No entanto, há quem desdramatize. Para o neuropediatra Nuno Lobo Antunes, não se trata de uma perda destas competências, "quanto muito" de "adquiri-las mais tardiamente". Ressalvando que a maioria das crianças portuguesas "frequentam infantários com estimulação necessária ao seu desenvolvimento", e onde os educadores têm "experiência suficiente para detetar anomalias no percurso ou desenvolvimento", assim como os pais que têm mais filhos.
A questão desse retrocesso é multidimensional, Rita Cordovil responsabiliza não só os pais mas "toda a sociedade". Uma sociedade do Sul da Europa "superprotetora" com "aversão ao risco" e que não valoriza tanto o "brincar com risco", que é mais normalizado a Norte e ajuda no desenvolvimento motor. Desde a cidade "que tem de estar preparada para dar autonomia" às crianças, à escola "que deve estar virada para a promoção da competência motora" e não da excessiva promoção das competências cognitivas. "Quando se brinca ou se arrisca, não se está só a desenvolver a nível motor", explica, está-se a ganhar "autoconfiança e capacidades cognitivas, principalmente nos primeiros anos", rejeitando que as competências cognitivas sejam apenas fomentadas numa sala de aula.
Também Joana Rato, especialista em neuropsicologia, citando estudos internacionais, acredita que hoje em dia "há uma diminuição do tempo fora, tempo de rua, que claramente permitia que as crianças se movimentassem mais, além de socializar", resultante da "falta de estímulos" que contribuem para este retrocesso.

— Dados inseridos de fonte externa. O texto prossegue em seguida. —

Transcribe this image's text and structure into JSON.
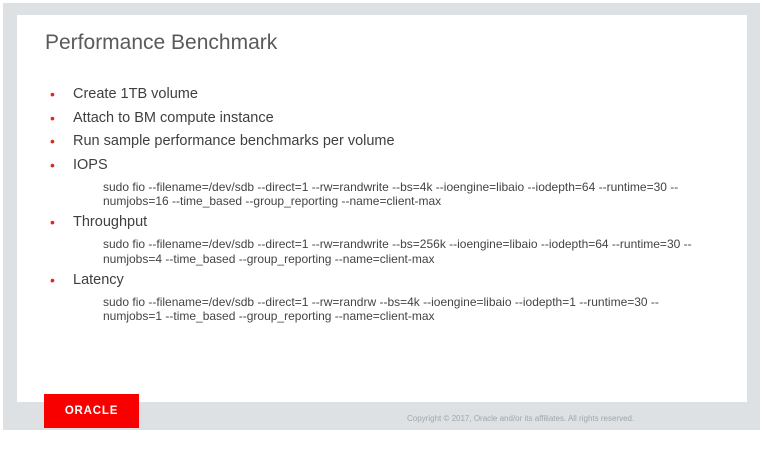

Joana Rato aponta ainda que existem diferenças entre o meio urbano e rural no que toca ao tempo que é passado fora de casa, "se calhar se falar com um grupo de crianças rurais, toda a gente vai saber andar de bicicleta, no meio urbano não tanto".
Além do meio onde estas crianças se inserem, a especialista aponta para o efeito da pandemia. Apesar de ter terminado há quatro anos, as pessoas "são propícias a um comportamento pós-pandemia, mais caseiro, que não permite esta saída das crianças à rua, de uma brincadeira mais livre". Para a professora universitária, as atividades desportivas pós-escola não podem ser comparáveis a este tempo fora, "ainda é muito estruturado, com um perfil de competitividade", onde não se "trabalha a relação com o outro".